Once you see the notion of vector bundle, next thing you want to see are examples of non trivial vector bundles.
Here, I want to collect such examples with justification of one or two lines saying why this vector bundle is non trivial.
Please add one per answer.
On
A very important case of vector bundle is the tangent bundle $TM$, the disjoint union of all of the tangent spaces of a manifold. It being trivial is equivalent to $n(=\dim(M))$ linearly indipendent vector fields on the manifold (that is, $n$ sections of the tangent bundle).
The question if a manifold is parallel is not easy (for references, go here) :
For $S^2$ this is not true, and it's a consequence of the famous hairy ball theorem. For the n-sphere in general, the only parallelizable $S^n$ are for $n=0,1,3,7$, that is to say:
$TS^n$ is non trivial for every $n\neq 0,1,3,7$
For very short and self contained proof of the Hairy ball theorem (and of a little more actually) by Milnor, click here
For the general result on parallelizable sphere, the original work can be found here
For references, look up this Wikipedia page
On
Given a map $f:S^{k-1} \to GL(n)$, construct a rank-$n$ bundle $\xi_f \to S^k$ by attaching the trivial bundles $\theta^n_+, \theta^n_-$ over the two hemispheres $S^k_+, S^k_-$ by $f$. This map (the "clutching construction") actually gives a bijection between $\pi_{k-1}(GL(n))$ and vector bundles (up to isomorphism) over $S^k$. Proving the latter is fact is mostly a matter of unwinding the definition, noting that any bundle over a contractible space (e.g., each hemisphere) is trivial. Like most of algebraic topology, proving that a particular bundle usually involves showing that certain invariants of it (e.g., the Euler class) are nontrivial, rather than trying to prove anything directly.
On
You get an example for every non-orientable smooth manifold $M$:
A smooth $n$-dimensional manifold $M$ is orientable iff there exists a nowhere vanishing $n$-form i.e. a nowhere vanishing section of the bundle $\Lambda^n(T^*M)$ whose fiber at $p$ is the vectorspace of all multlinear alternating maps from $(T_pM)^n$ to $\mathbb R$. Since this bundle is 1-dimensional the existence of a nowhere vanishing section is equivalent to the trviality of the bundle.

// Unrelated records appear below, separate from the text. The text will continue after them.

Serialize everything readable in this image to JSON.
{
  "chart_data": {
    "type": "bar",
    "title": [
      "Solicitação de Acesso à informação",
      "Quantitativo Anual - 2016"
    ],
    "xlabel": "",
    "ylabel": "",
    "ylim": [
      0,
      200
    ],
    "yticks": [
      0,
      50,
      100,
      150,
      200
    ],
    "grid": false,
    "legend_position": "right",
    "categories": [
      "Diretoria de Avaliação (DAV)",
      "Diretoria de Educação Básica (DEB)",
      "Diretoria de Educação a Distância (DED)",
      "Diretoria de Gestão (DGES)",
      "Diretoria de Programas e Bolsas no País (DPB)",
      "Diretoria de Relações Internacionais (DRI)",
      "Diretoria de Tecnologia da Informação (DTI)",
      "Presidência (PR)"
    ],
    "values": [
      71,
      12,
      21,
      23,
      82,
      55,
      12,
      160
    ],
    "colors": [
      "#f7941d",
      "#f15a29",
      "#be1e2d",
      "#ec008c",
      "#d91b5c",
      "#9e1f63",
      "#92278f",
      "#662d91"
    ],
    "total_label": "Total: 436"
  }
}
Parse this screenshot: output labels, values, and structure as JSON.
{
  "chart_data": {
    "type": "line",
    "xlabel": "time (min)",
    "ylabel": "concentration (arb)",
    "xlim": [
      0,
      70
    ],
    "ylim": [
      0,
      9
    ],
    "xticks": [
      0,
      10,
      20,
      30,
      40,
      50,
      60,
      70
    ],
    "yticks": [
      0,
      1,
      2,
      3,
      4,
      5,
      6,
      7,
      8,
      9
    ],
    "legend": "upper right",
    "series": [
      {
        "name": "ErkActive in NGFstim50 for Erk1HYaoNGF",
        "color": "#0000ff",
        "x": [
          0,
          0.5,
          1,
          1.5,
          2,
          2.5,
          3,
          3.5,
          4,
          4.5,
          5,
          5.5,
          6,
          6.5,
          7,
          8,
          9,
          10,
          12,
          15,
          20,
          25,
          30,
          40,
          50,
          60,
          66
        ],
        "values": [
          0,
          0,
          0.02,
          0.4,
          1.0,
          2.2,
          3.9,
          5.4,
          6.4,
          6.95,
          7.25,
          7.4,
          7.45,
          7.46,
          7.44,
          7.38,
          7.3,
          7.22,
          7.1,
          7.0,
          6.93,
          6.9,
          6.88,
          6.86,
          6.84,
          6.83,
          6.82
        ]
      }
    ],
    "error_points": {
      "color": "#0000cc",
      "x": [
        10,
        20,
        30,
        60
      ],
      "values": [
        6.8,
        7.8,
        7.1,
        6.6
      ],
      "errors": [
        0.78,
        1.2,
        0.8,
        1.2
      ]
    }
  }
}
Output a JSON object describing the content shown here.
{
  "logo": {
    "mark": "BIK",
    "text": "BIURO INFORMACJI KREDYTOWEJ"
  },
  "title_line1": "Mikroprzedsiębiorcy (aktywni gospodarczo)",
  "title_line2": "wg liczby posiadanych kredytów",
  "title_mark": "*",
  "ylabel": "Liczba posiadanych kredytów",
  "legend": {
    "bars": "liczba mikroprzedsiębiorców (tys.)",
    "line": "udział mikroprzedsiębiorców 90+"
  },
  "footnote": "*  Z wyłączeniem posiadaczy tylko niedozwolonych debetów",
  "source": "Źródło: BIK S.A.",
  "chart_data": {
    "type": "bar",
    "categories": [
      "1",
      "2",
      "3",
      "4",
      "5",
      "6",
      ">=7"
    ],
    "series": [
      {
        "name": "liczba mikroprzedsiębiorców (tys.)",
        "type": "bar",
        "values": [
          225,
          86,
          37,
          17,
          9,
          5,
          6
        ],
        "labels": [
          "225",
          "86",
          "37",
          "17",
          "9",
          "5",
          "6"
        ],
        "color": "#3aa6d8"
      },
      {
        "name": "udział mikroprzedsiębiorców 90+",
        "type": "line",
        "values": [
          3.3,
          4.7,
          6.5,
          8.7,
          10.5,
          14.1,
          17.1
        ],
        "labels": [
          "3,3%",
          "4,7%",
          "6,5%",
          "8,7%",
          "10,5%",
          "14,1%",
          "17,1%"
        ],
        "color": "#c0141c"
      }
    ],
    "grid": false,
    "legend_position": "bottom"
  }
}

As an example if $n$ is even then $\mathbb{RP^n}$ is not orientable. The reason :
Any $n$-form $\omega$ on $\mathbb{RP^n}$ can be pulledback to a $n$-form $\bar\omega$ on $S^n$ via the quotient map $q:S^n\rightarrow\mathbb{RP^n}$. Then after identifying $TS^n\subset S^n\times\mathbb{R^{n+1}}$ there is $f\in C^\infty(S^n)$ such that $\bar\omega_p(X_1,...,X_n)=f(p)\det(X_1,...,X_n,p)$. As $q$ cannot distinguish antipodal points $\bar\omega_{p}(X_1,...,X_n)=\bar\omega_{-p}(-X_1,...,-X_n)$. In particular setting $X_i=e_i$, $p=e_{n+1}$ yields $f(-p)=-f(p)$ so as $S^n$ is connected $f$ has a zero so $\bar\omega$ vanishes somewhere and hence so does $\omega$.

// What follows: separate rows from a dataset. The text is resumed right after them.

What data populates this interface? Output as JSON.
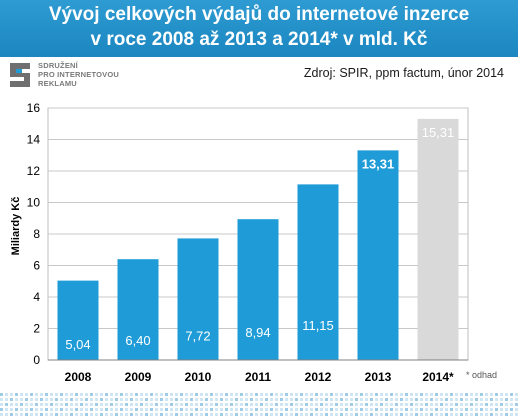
{
  "header": {
    "title_line1": "Vývoj celkových výdajů do internetové inzerce",
    "title_line2": "v roce 2008 až 2013 a 2014* v mld. Kč"
  },
  "logo": {
    "icon": "sdruzeni-logo-icon",
    "line1": "SDRUŽENÍ",
    "line2": "PRO INTERNETOVOU",
    "line3": "REKLAMU"
  },
  "source": "Zdroj: SPIR, ppm factum, únor 2014",
  "footnote": "* odhad",
  "colors": {
    "title_bg": "#1f8fc9",
    "bar": "#1f9cd7",
    "bar_estimate": "#d9d9d9"
  },
  "chart_data": {
    "type": "bar",
    "title": "Vývoj celkových výdajů do internetové inzerce v roce 2008 až 2013 a 2014* v mld. Kč",
    "xlabel": "",
    "ylabel": "Miliardy Kč",
    "categories": [
      "2008",
      "2009",
      "2010",
      "2011",
      "2012",
      "2013",
      "2014*"
    ],
    "values": [
      5.04,
      6.4,
      7.72,
      8.94,
      11.15,
      13.31,
      15.31
    ],
    "labels": [
      "5,04",
      "6,40",
      "7,72",
      "8,94",
      "11,15",
      "13,31",
      "15,31"
    ],
    "estimate": [
      false,
      false,
      false,
      false,
      false,
      false,
      true
    ],
    "ylim": [
      0,
      16
    ],
    "yticks": [
      0,
      2,
      4,
      6,
      8,
      10,
      12,
      14,
      16
    ],
    "grid": true,
    "legend": "none"
  }
}
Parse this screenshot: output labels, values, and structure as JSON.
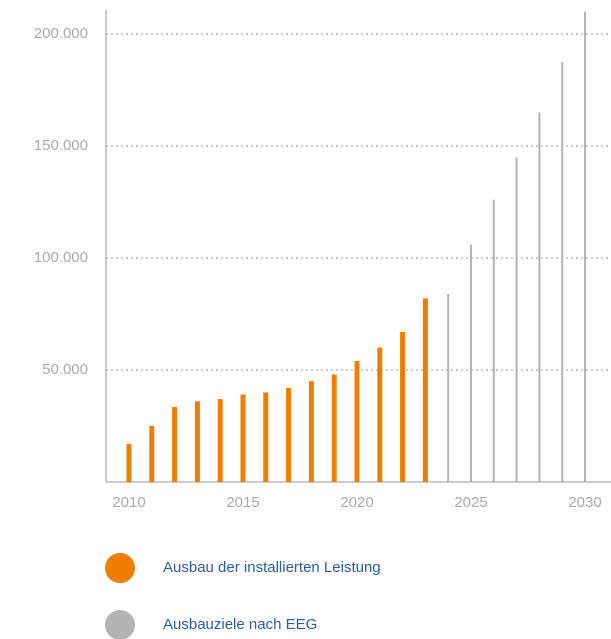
{
  "chart_data": {
    "type": "bar",
    "categories": [
      "2010",
      null,
      null,
      null,
      null,
      "2015",
      null,
      null,
      null,
      null,
      "2020",
      null,
      null,
      null,
      null,
      "2025",
      null,
      null,
      null,
      null,
      "2030"
    ],
    "series": [
      {
        "name": "Ausbau der installierten Leistung",
        "color": "#ef7d00",
        "values": [
          17000,
          25000,
          33500,
          36000,
          37000,
          39000,
          40000,
          42000,
          45000,
          48000,
          54000,
          60000,
          67000,
          82000,
          null,
          null,
          null,
          null,
          null,
          null,
          null
        ]
      },
      {
        "name": "Ausbauziele nach EEG",
        "color": "#b4b4b4",
        "values": [
          null,
          null,
          null,
          null,
          null,
          null,
          null,
          null,
          null,
          null,
          null,
          null,
          null,
          null,
          84000,
          106000,
          126000,
          145000,
          165000,
          187500,
          210000
        ]
      }
    ],
    "ylim": [
      0,
      210000
    ],
    "yticks": [
      {
        "value": 50000,
        "label": "50.000"
      },
      {
        "value": 100000,
        "label": "100.000"
      },
      {
        "value": 150000,
        "label": "150.000"
      },
      {
        "value": 200000,
        "label": "200.000"
      }
    ],
    "grid": true
  }
}
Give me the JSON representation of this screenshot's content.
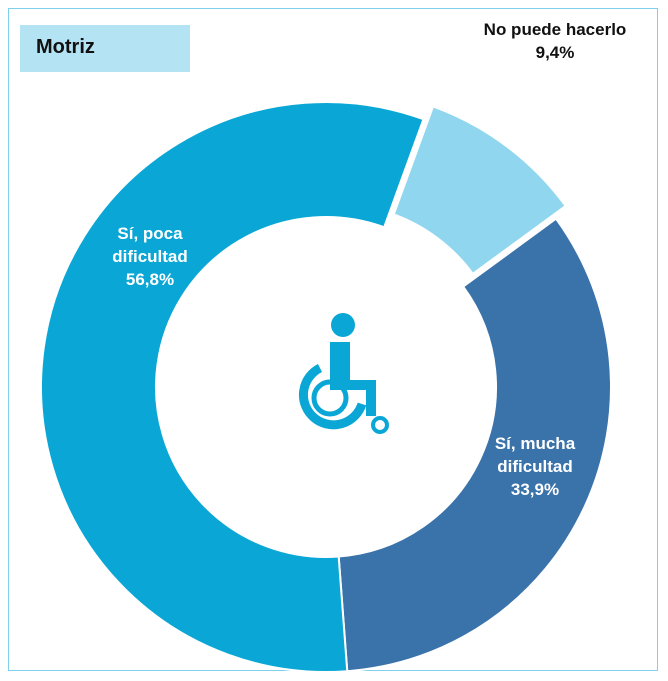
{
  "chart_data": {
    "type": "donut",
    "title": "Motriz",
    "categories": [
      "No puede hacerlo",
      "Sí, mucha dificultad",
      "Sí, poca dificultad"
    ],
    "values": [
      9.4,
      33.9,
      56.8
    ],
    "value_labels": [
      "9,4%",
      "33,9%",
      "56,8%"
    ],
    "colors": [
      "#8fd6ee",
      "#3a72aa",
      "#0aa7d6"
    ]
  }
}
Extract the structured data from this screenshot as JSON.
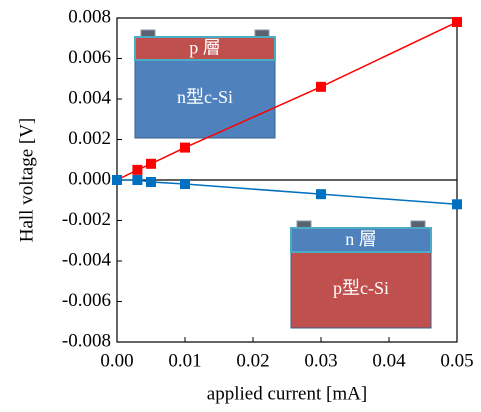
{
  "chart_data": {
    "type": "line",
    "x_label": "applied current [mA]",
    "y_label": "Hall voltage [V]",
    "x": [
      0,
      0.003,
      0.005,
      0.01,
      0.03,
      0.05
    ],
    "series": [
      {
        "color": "#ff0000",
        "values": [
          0,
          0.0005,
          0.0008,
          0.0016,
          0.0046,
          0.0078
        ]
      },
      {
        "color": "#0070c0",
        "values": [
          0,
          0,
          -0.0001,
          -0.0002,
          -0.0007,
          -0.0012
        ]
      }
    ],
    "xlim": [
      0,
      0.05
    ],
    "xticks": [
      {
        "value": 0,
        "label": "0.00"
      },
      0.01,
      0.02,
      0.03,
      0.04,
      0.05
    ],
    "ylim": [
      -0.008,
      0.008
    ],
    "yticks": [
      -0.008,
      -0.006,
      -0.004,
      -0.002,
      {
        "value": 0,
        "label": "0.000"
      },
      0.002,
      0.004,
      0.006,
      0.008
    ],
    "zero_line": true,
    "insets": [
      {
        "top_layer": "p 層",
        "substrate": "n型c-Si",
        "top_color": "#c0504d",
        "substrate_color": "#4f81bd"
      },
      {
        "top_layer": "n 層",
        "substrate": "p型c-Si",
        "top_color": "#4f81bd",
        "substrate_color": "#c0504d"
      }
    ]
  }
}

The usual example is the Möbius bundle. Let $X = [0,1]\times\mathbb{R}$, and define an equivalence relation $\sim$ where $(0,y)\sim(1,-y)$. Let $E = X/\sim$ be our total space and let $M = [0,1]$. Then a vector bundle $\pi:E \rightarrow M$ is given by $[(x,y)] \mapsto x$.
Edit to give a justification: if $E$ were trivial, then it would admit a smooth global frame, or a non-vanishing, smooth, global section. This would amount to a nonvanishing function $f : [0,1] \mapsto \mathbb{R}$ with $f(0) = -f(1)$, which can't exist according to the intermediate value theorem.